An intellectual freedom blog with an emphasis on libraries and technology

Tuesday, March 12, 2013

White house tours

(Posted by Steven on behalf of AR)
Just a concise video about what gets cut in this sequester and who cares.  I have rarely seen a better job of putting this into context.



Ezra Klein filling in for Lawrence O'Donnell on The Last Word.


Visit NBCNews.com for breaking news, world news, and news about the economy



(Steven, this time) I have noticed for the last couple of years when I attempt to engage right-wing commenters online that any mention of waste in the wars in Iraq and Afghanistan they greet with joy and excitement. They are overjoyed because, they argue, "We have no money left! Can't afford any more! Ha ha ha ha." They are liars. They do not care about waste as much as they would like us to think they do. They care about hammering people who they think deserve hammering. Even at a time when over 7 percent unemployment comes as good news these people remain convinced that poor people do not want jobs.

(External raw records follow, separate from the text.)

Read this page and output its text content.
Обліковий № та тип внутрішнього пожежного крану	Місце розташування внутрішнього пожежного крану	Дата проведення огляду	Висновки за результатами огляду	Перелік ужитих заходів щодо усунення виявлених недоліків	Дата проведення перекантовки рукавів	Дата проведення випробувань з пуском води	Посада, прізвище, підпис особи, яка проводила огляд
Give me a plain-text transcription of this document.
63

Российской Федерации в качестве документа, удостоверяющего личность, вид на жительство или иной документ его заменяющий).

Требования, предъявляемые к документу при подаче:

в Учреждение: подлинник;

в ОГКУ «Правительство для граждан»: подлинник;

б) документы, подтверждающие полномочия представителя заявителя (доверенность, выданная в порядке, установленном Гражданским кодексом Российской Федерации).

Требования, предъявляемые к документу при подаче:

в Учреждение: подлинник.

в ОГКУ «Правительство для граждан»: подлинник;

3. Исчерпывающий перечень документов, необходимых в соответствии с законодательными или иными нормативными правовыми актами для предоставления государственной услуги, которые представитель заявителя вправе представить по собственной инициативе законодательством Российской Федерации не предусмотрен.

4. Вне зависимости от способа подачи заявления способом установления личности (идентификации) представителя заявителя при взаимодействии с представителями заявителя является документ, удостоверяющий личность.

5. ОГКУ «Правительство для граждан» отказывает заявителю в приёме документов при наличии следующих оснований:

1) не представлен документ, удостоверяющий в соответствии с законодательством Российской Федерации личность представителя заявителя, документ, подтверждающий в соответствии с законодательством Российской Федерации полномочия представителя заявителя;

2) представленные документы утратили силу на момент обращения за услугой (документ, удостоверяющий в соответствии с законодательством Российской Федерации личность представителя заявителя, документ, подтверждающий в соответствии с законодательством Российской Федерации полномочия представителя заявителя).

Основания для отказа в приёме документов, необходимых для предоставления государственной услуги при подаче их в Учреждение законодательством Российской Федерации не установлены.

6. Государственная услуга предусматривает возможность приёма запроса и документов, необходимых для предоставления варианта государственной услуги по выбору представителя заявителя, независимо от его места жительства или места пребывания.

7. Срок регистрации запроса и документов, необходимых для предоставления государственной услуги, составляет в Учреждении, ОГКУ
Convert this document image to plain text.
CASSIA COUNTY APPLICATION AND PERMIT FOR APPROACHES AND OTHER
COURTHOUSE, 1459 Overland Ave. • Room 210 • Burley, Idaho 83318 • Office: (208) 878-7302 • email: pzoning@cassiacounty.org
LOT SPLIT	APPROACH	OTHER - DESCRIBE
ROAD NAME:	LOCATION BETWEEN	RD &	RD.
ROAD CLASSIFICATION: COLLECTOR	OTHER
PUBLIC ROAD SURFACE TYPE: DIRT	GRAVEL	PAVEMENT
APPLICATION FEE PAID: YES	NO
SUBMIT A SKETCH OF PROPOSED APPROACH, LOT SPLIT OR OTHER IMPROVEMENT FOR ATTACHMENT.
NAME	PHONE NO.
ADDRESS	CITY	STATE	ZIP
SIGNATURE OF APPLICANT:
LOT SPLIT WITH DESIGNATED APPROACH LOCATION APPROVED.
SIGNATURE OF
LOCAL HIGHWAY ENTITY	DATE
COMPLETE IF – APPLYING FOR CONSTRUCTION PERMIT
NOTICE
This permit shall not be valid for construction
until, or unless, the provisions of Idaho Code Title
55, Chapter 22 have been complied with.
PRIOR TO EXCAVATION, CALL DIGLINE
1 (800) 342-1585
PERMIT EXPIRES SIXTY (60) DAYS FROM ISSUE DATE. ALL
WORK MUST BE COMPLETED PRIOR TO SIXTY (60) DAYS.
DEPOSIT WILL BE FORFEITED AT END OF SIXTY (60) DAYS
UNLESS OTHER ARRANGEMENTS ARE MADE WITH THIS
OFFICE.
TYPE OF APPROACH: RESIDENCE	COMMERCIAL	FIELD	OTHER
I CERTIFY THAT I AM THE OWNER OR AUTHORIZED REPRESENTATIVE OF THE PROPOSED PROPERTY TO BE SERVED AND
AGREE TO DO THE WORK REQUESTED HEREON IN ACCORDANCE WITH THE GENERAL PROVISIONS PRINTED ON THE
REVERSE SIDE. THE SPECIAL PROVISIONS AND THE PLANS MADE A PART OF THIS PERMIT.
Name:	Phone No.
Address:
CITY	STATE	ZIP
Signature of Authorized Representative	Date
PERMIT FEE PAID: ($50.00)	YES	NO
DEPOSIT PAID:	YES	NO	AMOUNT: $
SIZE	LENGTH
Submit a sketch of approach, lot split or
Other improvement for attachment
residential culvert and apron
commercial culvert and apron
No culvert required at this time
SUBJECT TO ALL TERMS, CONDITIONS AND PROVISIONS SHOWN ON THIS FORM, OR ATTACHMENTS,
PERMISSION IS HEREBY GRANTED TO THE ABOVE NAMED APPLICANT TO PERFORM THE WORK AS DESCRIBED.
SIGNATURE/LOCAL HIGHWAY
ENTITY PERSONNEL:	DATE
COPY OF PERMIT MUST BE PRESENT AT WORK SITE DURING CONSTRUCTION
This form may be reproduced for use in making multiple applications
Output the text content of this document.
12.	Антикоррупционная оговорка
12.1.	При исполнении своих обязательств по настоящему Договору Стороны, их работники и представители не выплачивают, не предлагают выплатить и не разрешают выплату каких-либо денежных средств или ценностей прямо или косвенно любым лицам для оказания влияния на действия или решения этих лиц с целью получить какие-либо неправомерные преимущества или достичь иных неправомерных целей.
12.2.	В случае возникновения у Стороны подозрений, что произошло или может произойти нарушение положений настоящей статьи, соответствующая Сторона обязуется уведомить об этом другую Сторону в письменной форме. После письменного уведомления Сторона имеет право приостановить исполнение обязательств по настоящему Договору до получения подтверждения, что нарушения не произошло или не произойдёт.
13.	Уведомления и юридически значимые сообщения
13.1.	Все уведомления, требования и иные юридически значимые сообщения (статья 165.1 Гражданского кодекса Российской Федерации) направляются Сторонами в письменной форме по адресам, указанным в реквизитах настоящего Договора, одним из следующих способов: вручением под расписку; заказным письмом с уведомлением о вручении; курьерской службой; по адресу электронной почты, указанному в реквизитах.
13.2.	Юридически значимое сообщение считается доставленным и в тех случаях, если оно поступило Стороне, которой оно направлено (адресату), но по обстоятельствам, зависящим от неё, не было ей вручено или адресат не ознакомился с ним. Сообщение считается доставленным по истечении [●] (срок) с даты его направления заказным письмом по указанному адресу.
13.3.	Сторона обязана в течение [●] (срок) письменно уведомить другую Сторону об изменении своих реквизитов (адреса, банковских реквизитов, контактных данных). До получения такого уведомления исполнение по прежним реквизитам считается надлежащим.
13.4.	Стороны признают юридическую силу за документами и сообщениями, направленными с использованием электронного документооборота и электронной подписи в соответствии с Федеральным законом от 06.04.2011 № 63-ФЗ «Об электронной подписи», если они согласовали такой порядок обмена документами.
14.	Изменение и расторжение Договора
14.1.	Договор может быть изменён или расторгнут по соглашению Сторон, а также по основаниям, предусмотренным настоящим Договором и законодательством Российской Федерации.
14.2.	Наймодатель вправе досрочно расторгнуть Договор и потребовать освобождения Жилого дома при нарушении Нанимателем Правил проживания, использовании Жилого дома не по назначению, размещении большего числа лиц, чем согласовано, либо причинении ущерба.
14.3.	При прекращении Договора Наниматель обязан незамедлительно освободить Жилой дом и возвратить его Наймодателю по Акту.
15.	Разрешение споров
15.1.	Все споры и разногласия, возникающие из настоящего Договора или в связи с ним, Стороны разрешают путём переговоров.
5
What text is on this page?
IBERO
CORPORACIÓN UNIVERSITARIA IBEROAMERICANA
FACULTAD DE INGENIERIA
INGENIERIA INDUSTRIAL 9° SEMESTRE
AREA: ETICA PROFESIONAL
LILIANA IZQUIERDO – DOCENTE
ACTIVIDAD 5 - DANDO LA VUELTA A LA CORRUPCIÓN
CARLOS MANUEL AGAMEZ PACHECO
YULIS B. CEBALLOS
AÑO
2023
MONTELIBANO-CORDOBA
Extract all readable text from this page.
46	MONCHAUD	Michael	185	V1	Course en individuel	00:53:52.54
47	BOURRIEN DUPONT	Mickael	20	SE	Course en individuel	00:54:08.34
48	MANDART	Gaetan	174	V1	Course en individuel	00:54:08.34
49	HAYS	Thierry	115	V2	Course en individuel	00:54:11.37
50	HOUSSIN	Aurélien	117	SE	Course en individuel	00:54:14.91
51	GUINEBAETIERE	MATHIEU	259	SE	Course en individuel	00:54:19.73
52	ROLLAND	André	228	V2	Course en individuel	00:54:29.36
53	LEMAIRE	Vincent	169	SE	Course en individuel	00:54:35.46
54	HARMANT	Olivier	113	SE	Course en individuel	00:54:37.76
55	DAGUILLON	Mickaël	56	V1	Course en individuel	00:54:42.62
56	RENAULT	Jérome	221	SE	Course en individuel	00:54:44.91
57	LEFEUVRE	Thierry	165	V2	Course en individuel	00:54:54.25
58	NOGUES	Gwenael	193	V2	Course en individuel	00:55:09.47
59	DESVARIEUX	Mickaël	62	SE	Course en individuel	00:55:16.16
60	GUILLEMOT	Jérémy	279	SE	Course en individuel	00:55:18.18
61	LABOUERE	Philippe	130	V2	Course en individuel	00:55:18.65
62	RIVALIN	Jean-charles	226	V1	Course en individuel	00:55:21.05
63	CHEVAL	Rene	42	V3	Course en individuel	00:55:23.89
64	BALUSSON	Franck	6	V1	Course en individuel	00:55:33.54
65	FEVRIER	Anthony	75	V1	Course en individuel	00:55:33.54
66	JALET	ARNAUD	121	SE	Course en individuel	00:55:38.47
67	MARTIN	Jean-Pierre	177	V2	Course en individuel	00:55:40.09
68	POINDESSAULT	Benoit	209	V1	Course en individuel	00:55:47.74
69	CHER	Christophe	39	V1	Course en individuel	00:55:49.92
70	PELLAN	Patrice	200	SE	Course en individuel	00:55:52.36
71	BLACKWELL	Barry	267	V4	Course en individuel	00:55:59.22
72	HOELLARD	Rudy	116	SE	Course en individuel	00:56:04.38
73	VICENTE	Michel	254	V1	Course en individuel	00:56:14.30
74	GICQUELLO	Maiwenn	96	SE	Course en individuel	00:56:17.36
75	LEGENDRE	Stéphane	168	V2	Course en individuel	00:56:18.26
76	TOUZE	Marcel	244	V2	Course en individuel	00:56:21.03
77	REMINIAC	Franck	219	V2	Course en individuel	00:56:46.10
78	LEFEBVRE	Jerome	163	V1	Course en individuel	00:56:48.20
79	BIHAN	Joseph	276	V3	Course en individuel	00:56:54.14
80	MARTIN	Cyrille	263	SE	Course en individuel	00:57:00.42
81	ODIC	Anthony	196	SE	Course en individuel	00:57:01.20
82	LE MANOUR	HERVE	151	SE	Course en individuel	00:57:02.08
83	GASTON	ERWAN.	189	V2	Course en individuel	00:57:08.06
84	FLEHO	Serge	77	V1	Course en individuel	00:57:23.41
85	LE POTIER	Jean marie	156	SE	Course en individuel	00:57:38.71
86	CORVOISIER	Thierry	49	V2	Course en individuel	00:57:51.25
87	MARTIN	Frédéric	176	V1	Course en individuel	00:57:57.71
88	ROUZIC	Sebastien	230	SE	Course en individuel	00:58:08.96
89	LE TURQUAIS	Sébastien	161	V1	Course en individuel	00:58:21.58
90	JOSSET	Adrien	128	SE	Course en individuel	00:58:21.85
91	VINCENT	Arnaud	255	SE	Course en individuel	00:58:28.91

In a recent piece that appeared on Alternet, writer and journalist Tracy Moore explains:

 If you've lived in poverty you've met a lot of poor people, and they have all the same wonderful and abhorrent human qualities as any other label you want to slap on a demographic. What they lack are the resources and opportunities — and are usually from generations of people who lacked the resources, stuck in a cycle — to lift themselves out of poverty. They lack good models of what to mimic. They have to do three times the work to get to college, a notion that is automatic and inevitable for most people with means. They are exhausted. They are possibly depressed. They are not lazy or dumb or dishonest, except when they are just as lazy and dumb and dishonest as any other lazy, dumb, dishonest person you know — that, my friend, has got nothing to do with money.
Where would the Koch brothers be without having inherited their father's fortune? Somebody want to tell me why Paris Hilton "deserved" to inherit her fortunes? Heiress : nice work if you can get it.

Why don't we have the word "over-priviliged" in our language?